It was 15th May 2014, and despondency hung heavy at Akbar Road and Janpath alike. Despite all the bluster and bravado of the past few months, the inevitability of what tomorrow would bring was sinking in. Of course, the magnitude of the disaster was something they were yet oblivious to, mercifully for them.
A gloomy faced general secretary was busy tending to the bonfire in the backyard, and two menials assisted him in adding files to the flames as they were brought in. A couple of convenient fire accidents, in key offices in Lutyens past few weeks ,had ensured a lighter load for them, but it was still enough for them to toil for hours on that hot May afternoon.
Inside, the Moon Face Mantri (MFM) and Chachaji were deep in discussion. They had the unenviable task of facing Mamma with the news. The coterie had, as usual, fed her what she wanted to hear – that the election was in the bag, and they would probably get a larger majority than last time. She had enquired, a couple of times, about the wave that everyone seemed to be taking about, but they had assured her that there was no such thing. But now finally the truth had to be told.
Bhaijan met them outside the house, his grim face reflecting their own mood, and led them to her presence. The usually blank face bore a deep frown, which deepened on seeing the trio. She sat cross armed and stared at them as they stood like unruly schoolboys in the Principal’s office. Without asking them to sit, she raised an eyebrow at Bhaijan, indicating that he could start speaking. Being the most trusted aide, he was the only one who dared to break the bad news, and now he did in detail.
The stony face slowly turned red as the aide spoke of a future that appeared dimmer and dimmer. After he had finished speaking, there was a long, painful silence as Mamma looked from one face to the other. Then MFM spoke up hesitatingly, “But don’t worry ma’am. It’s a matter of five years, if not less. And we have our contingency plans in place.”

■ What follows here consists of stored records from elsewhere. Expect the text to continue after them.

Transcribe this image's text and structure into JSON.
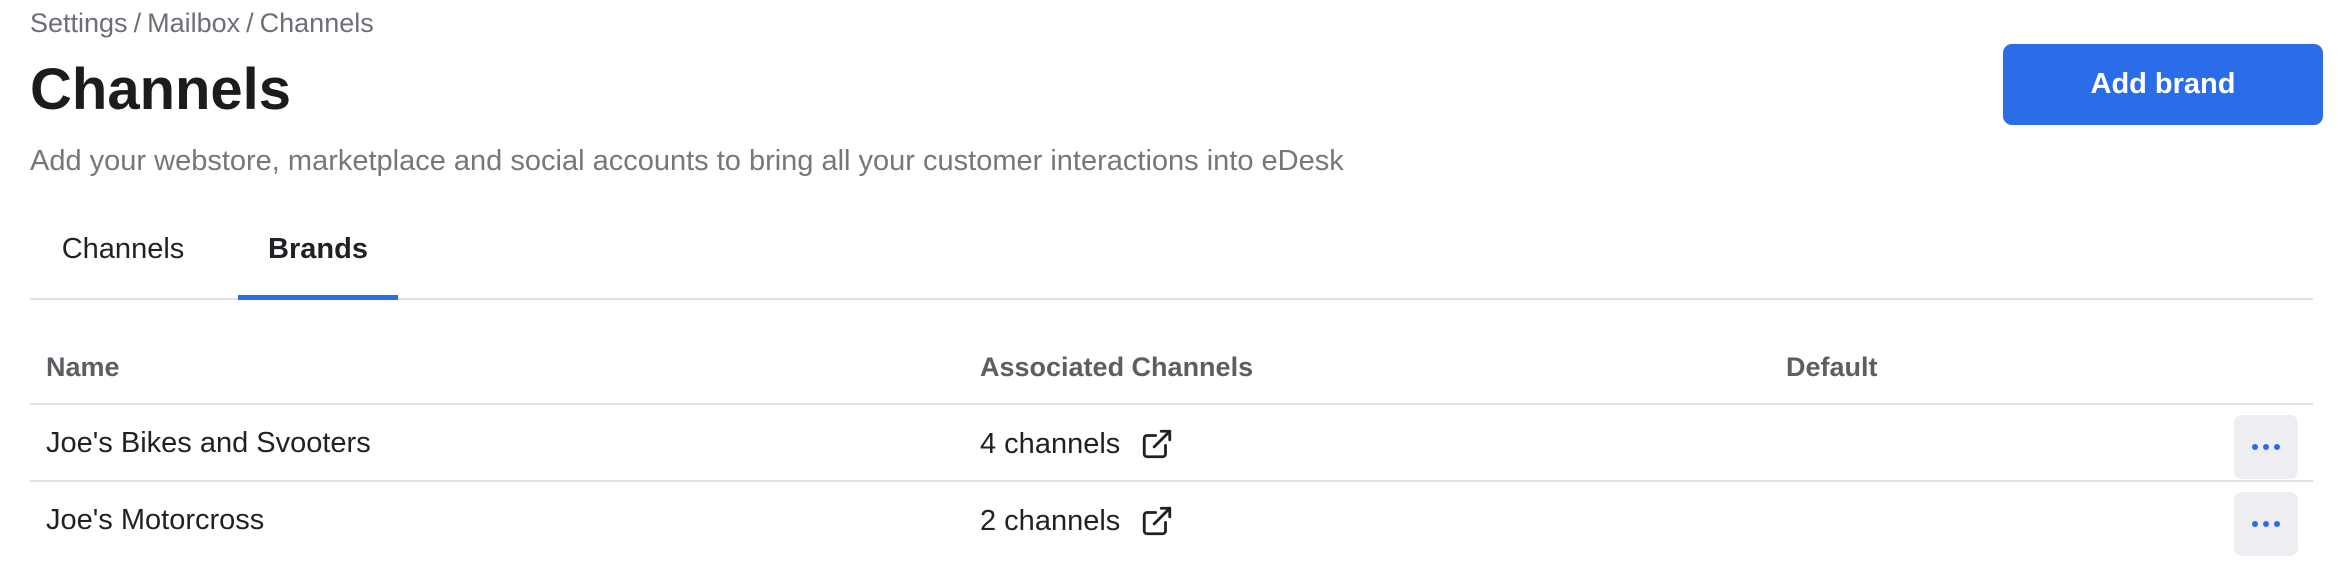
{
  "breadcrumb": [
    "Settings",
    "Mailbox",
    "Channels"
  ],
  "breadcrumb_separator": "/",
  "header": {
    "title": "Channels",
    "subtitle": "Add your webstore, marketplace and social accounts to bring all your customer interactions into eDesk",
    "add_button": "Add brand"
  },
  "tabs": [
    {
      "label": "Channels",
      "active": false
    },
    {
      "label": "Brands",
      "active": true
    }
  ],
  "table": {
    "columns": [
      "Name",
      "Associated Channels",
      "Default"
    ],
    "rows": [
      {
        "name": "Joe's Bikes and Svooters",
        "channels": "4 channels",
        "default": ""
      },
      {
        "name": "Joe's Motorcross",
        "channels": "2 channels",
        "default": ""
      }
    ]
  },
  "icons": {
    "open_external": "external-link-icon",
    "more": "more-horizontal-icon"
  },
  "colors": {
    "accent": "#2b6de8",
    "muted_text": "#74777c",
    "border": "#dfe2e7"
  }
}
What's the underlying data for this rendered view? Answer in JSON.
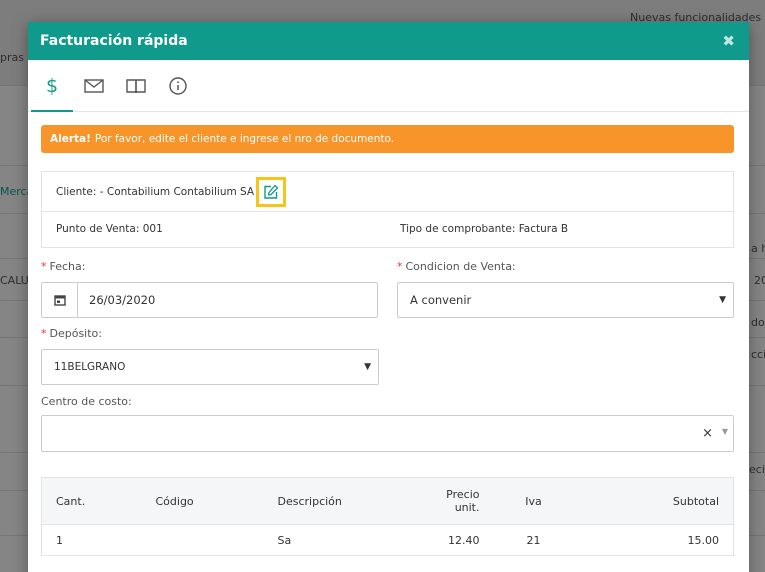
{
  "background": {
    "top_link": "Nuevas funcionalidades",
    "left_frag_1": "pras",
    "left_frag_2": "Merca",
    "left_frag_3": "CALU",
    "right_frag_1": "a h",
    "right_frag_2": "20",
    "right_frag_3": "do",
    "right_frag_4": "cci",
    "right_frag_5": "ecia"
  },
  "modal": {
    "title": "Facturación rápida",
    "close_label": "✖",
    "tabs": [
      {
        "icon": "dollar-icon",
        "label": "$",
        "active": true
      },
      {
        "icon": "envelope-icon",
        "active": false
      },
      {
        "icon": "book-icon",
        "active": false
      },
      {
        "icon": "info-icon",
        "active": false
      }
    ],
    "alert": {
      "strong": "Alerta!",
      "text": "Por favor, edite el cliente e ingrese el nro de documento.",
      "color": "#f7942a"
    },
    "client_label": "Cliente: - Contabilium Contabilium SA",
    "punto_venta": "Punto de Venta: 001",
    "tipo_comprobante": "Tipo de comprobante: Factura B",
    "form": {
      "fecha_label": "Fecha:",
      "fecha_value": "26/03/2020",
      "condicion_label": "Condicion de Venta:",
      "condicion_value": "A convenir",
      "deposito_label": "Depósito:",
      "deposito_value": "11BELGRANO",
      "centro_label": "Centro de costo:",
      "centro_value": "",
      "required_mark": "*"
    },
    "table": {
      "headers": {
        "cant": "Cant.",
        "codigo": "Código",
        "descripcion": "Descripción",
        "precio": "Precio unit.",
        "iva": "Iva",
        "subtotal": "Subtotal"
      },
      "rows": [
        {
          "cant": "1",
          "codigo": "",
          "descripcion": "Sa",
          "precio": "12.40",
          "iva": "21",
          "subtotal": "15.00"
        }
      ]
    },
    "accent_color": "#0f9a8c",
    "highlight_color": "#f5c518"
  }
}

Her stare was surpassed only by her tone in iciness, as she asked, “What contingency plan?”
Bhaijan was called away by an urgent call, leaving the two to explain. “We are leaving enough ’Deep Assets’ to ensure that they don’t have a smooth tenure. In fact, I would be surprised if they are able to get anything done at all. And if that doesn’t result in a mid-term election, it certainly won’t allow them to be re-elected after five years are over. Don’t you remember 2004?” Chachaji was at his smoothest, and was rewarded by a slight nod.
“Deep Assets?” She asked. “What Deep Assets?” Chachaji gave a semi-toothless grin and said, “We have a robust ecosystem in place. We have been very generous in sharing our .. ahem… ‘profits’ and in patronising the right kind of people over the years. Media, Bureaucracy, Intelligentsia … you name it, they’ve been our beneficiaries. It’s these people who will help us out in our times of difficulty.”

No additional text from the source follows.